La discusión acerca del aumento de las metas de reducción de emisiones estaba y sigue estando destinada a producirse el año próximo, de acuerdo con el mecanismo de revisión quinquenal decidido en París en 2015. Por lo tanto, el “fracaso” de la COP25 no reside en el fracaso a la hora de acordar esos aumentos, sino, antes bien, en el fracaso en llegar a un acuerdo sobre los aspectos técnicos, que, como en cualquier negociación de esta complejidad, son los factores decisivos: el diablo está siempre en los detalles. Unas reglas poco claras sobre las transacciones de emisiones implicarían un riesgo elevado de doble recuento de medidas de las que se ha dado cuenta insuficientemente, un “reciclado” de los créditos ya emitidos de acuerdo con el Protocolo de Kyoto, lo que llevaría — según las actuales estimaciones — a que las metas sobre emisiones decididas en el plan formal se diluyeran efectivamente en un 25% de media, convirtiendo así en letra muerta el Acuerdo de París.

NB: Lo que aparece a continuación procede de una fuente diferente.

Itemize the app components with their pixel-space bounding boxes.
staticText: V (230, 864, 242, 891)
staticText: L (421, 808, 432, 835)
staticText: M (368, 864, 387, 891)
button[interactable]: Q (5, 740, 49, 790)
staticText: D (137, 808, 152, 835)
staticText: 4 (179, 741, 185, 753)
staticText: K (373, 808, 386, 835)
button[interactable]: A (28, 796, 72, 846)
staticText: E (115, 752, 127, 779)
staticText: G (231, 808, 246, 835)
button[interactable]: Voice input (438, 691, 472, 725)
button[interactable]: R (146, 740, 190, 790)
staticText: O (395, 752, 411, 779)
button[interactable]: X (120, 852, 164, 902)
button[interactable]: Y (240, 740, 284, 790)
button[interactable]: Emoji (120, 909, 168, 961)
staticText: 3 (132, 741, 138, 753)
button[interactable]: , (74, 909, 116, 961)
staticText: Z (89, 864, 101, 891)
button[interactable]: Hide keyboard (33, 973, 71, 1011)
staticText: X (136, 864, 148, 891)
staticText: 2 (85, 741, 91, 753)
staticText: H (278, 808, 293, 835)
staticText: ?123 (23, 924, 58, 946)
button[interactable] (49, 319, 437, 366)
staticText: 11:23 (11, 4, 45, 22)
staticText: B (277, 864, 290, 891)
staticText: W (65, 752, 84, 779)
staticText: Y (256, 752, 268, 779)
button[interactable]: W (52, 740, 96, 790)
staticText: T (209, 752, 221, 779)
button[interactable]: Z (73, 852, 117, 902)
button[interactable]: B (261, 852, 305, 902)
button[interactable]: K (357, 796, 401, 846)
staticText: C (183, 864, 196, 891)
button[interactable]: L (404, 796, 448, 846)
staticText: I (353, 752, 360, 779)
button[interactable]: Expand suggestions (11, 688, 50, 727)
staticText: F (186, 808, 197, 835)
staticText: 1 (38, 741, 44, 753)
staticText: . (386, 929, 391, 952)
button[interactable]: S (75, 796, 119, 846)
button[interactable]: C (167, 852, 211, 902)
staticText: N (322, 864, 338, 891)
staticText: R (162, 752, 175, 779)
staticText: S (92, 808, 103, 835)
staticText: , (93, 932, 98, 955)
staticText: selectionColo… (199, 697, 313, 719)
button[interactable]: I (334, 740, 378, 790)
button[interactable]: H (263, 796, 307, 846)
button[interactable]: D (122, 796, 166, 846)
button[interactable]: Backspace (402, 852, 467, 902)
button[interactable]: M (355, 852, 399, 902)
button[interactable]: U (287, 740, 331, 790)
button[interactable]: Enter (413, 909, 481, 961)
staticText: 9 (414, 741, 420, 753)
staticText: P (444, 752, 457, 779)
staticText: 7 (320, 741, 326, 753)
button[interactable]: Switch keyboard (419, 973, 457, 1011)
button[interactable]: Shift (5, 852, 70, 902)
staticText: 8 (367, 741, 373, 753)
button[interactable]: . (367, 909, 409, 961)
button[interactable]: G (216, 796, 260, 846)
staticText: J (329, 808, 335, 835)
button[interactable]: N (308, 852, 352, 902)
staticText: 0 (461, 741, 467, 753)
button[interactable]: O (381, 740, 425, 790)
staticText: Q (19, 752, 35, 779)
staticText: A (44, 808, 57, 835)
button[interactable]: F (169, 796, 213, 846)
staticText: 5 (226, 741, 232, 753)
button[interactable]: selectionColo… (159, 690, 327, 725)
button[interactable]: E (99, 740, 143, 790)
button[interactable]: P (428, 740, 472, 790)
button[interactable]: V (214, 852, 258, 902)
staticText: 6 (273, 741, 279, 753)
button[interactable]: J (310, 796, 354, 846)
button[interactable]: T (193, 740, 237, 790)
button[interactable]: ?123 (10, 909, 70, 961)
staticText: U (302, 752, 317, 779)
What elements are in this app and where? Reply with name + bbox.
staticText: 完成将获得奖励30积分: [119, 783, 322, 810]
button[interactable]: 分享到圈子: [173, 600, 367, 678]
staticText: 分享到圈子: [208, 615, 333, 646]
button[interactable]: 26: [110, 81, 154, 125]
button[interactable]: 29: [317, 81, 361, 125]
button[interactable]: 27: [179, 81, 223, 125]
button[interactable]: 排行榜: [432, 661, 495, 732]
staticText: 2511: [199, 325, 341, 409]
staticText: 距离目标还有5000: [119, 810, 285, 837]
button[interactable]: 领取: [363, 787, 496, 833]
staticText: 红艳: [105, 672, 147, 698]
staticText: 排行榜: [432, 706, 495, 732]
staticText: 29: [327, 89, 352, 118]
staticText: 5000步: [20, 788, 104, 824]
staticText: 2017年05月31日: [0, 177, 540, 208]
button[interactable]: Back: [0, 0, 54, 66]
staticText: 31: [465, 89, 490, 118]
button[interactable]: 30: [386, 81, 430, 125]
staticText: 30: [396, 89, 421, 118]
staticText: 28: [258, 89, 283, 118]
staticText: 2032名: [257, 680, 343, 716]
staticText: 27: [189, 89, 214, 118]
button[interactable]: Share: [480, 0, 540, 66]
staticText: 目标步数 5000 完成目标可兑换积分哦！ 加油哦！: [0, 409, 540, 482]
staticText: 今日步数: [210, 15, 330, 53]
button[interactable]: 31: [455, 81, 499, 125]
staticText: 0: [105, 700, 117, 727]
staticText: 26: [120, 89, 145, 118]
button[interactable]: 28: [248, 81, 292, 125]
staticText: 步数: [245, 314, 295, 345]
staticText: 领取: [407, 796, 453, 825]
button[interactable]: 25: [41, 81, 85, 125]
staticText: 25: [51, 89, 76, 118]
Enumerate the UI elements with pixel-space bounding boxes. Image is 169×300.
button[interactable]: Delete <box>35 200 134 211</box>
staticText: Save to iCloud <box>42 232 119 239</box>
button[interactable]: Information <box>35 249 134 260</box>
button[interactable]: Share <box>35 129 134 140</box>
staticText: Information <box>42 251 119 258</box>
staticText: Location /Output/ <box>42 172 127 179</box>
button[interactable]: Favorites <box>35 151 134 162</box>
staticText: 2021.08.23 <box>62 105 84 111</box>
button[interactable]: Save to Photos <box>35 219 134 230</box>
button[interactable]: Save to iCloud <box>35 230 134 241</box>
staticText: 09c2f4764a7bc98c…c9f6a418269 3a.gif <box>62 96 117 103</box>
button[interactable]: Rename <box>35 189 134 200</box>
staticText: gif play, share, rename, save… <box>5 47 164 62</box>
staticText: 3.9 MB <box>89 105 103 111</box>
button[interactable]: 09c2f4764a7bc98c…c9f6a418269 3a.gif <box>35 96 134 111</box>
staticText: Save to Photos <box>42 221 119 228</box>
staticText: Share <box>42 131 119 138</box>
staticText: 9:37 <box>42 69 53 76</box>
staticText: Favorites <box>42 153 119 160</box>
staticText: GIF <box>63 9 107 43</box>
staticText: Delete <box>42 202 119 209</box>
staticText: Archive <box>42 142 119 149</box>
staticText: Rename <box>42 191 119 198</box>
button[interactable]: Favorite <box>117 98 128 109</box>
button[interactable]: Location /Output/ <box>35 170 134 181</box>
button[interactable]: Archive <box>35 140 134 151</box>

La “coalición de los fósiles” ha estado intentando, mediante la discusión de estos aspectos técnicos, sabotear y hundir de modo efectivo el Acuerdo de París. Sobre todo, Brasil, país dirigido por Bolsonaro, que promueve actualmente la destrucción de la Amazonia y de los pueblos que viven en ella, ha sido la punta de lanza de un verdadero esfuerzo por sabotear las negociaciones del Artículo 6.
Así pues, ¿en qué punto nos encontramos ahora, tras el fracaso de la COP celebrada en Madrid? Respecto a la cuestión “técnica”, es decir, el Artículo 6, un grupo de países, entre ellos los países europeos y los países más vulnerables como son las islas pequeñas, se han puesto de acuerdo sobre los principios preceptivos para regular el mercado de emisiones de CO2, sobre los que se reanudará la discusión en junio próximo en Bonn.
El Acuerdo de Paris sale de aquí baqueteado y maltrecho, por supuesto, pero todavía en pie. En estas condiciones, 2020 se convierte en el año crucial para superar la resistencia del frente de la coalición fósil: la ronda final se decidirá entre las discusiones de junio en Bonn, la “pre-COP” juvenil en Italia y la COP oficial de Glasgow a finales de año.
Sin iniciativas de los grandes emisores, será difícil contemplar grandes progresos a escala política. La “coalición fósil” cuenta con Brasil, Australia, los Estados Unidos, Rusia, Arabia Saudí, India y China.
Habría que recordar que el Acuerdo de París se levantó sobre varias iniciativas previas, entre ellas la cooperación tecnológica entre los Estados Unidos y China, promovida por la administración Obama.
Hoy, como sabemos, el contexto internacional ha cambiado profundamente: la “guerra arancelaria” promovida por Trump está de hecho rediseñando — o tratando de rediseñar — los equilibrios de poder, y redefiniendo, en cierto sentido, la globalización, o lo que de ella queda. Todo este tiempo, afrontar el calentamiento global, la cuestión global más seria que afrontamos, requiere un alto grado de cooperación internacional.
A corto plazo, mientras esperamos a ver lo que traen las próximas elecciones norteamericanas, la única posibilidad de avanzar parece consistir en establecer un eje de cooperación entre la UE y China: el próximo mes de septiembre se ha planificado una cumbre en Leipzig, Alemania, como preparación de la COP26 de Glasgow, con el objetivo de entender si el impulso de transformación esbozado — bien que de modo torpe e insuficiente— por el New Deal Verde europeo y la revisión de los objetivos de reducción de emisiones, que han de ser decididos antes del verano, podrían ser la base de acuerdos tecnológicos con China. Por otro lado, China, junto a Brasil, India y Sudáfrica, apela a los países desarrollados a que mantengan su promesa de financiar a los más pobres. Desde luego, este es el momento de mantener esa promesa.